His eyes widened. "I didn't choose a side. You discarded me like old garbage," he said, his voice quavering even as he stood up to Graves. "I went for the next highest bidder, and now I'm getting out of here."
"We don't have time for this," Kierse said. "We need to leave."
"He's a threat," Graves said.
"No, please," Walter said, backing away. "I just want to get out of here. I don't want to hurt anyone."
"You heard him. He got roped into this," Kierse said, blocking Graves. "And you did discard him after not seeing his potential."
Graves met her gaze with what looked like admiration. He'd come to the other side with Mafi. And for the first time, it seemed like he had realized his mistake with Walter as well.
"I did," Graves said. "You're done working for the Men of Valor?"
"I'm done," Walter said frantically.
"We don't have time," she said. She pushed past Walter. "Graves, let's move."
For a second, she thought that he wasn't going to listen to her. But after staring at Walter another beat, he followed Kierse down the exit. Then they took off at a run.
The tunnel was long and winding, but she remembered the way through. The entire time, she held tightly to the spear, its constant hum a reminder of how very alive and deadly this thing was.
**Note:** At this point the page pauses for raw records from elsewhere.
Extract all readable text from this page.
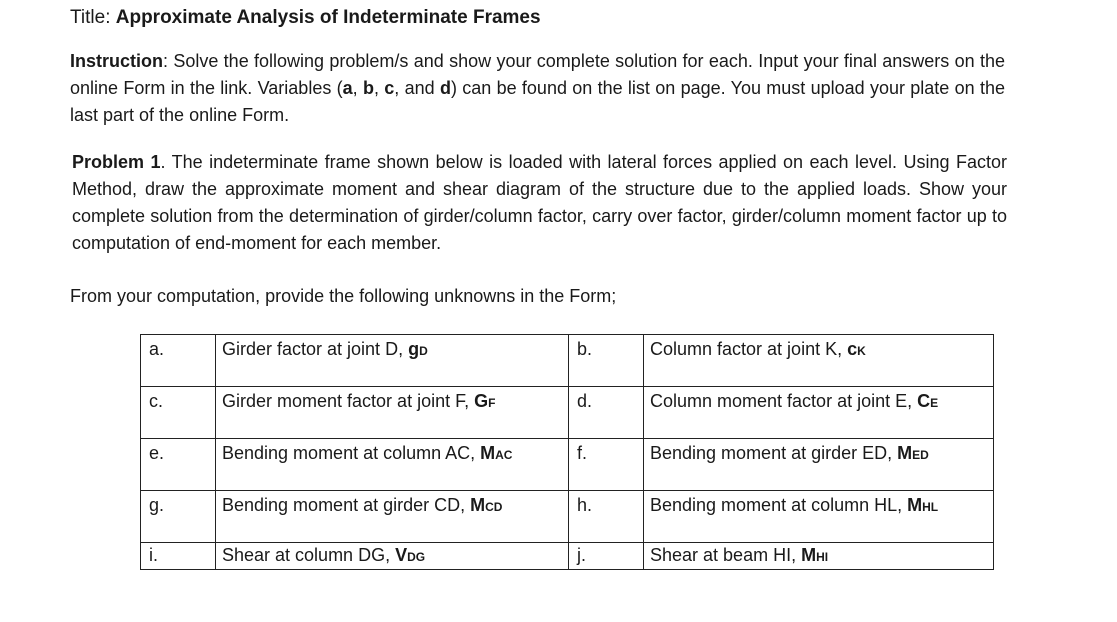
Title: Approximate Analysis of Indeterminate Frames
Instruction: Solve the following problem/s and show your complete solution for each. Input your final answers on the online Form in the link. Variables (a, b, c, and d) can be found on the list on page. You must upload your plate on the last part of the online Form.
Problem 1. The indeterminate frame shown below is loaded with lateral forces applied on each level. Using Factor Method, draw the approximate moment and shear diagram of the structure due to the applied loads. Show your complete solution from the determination of girder/column factor, carry over factor, girder/column moment factor up to computation of end-moment for each member.
From your computation, provide the following unknowns in the Form;
a.	Girder factor at joint D, gD	b.	Column factor at joint K, cK
c.	Girder moment factor at joint F, GF	d.	Column moment factor at joint E, CE
e.	Bending moment at column AC, MAC	f.	Bending moment at girder ED, MED
g.	Bending moment at girder CD, MCD	h.	Bending moment at column HL, MHL
i.	Shear at column DG, VDG	j.	Shear at beam HI, MHI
"What the fuck am I holding, Graves? I know you said it was the Spear of Lugh, but I didn't know that it was going to feel like this." She shook her head. "The gods," she muttered under her breath. "This is a god's spear."
"Yes. I already told you that it was. This was why we had to get it from Louis."
There was a difference between knowing and knowing. If all of it was true. If the spear was literally a magic spear from the gods. If all of the stories she'd read from her assignments weren't just a kernel of truth but fact—then what was she? What was Graves?
He used the holly as his symbol. Of course he would see the wren as part of him. He hadn't said anything, and yet she knew it. Maybe she'd always known it. Because they'd been twined by that first night. As soon as he'd seen her wren necklace. The moment she'd glimpsed his library. They'd been tied together like their magic in that kiss—an inextricable link.
But she still had to say it.
"You're the Holly King."
His throat bobbed before he nodded. "And you're my wren."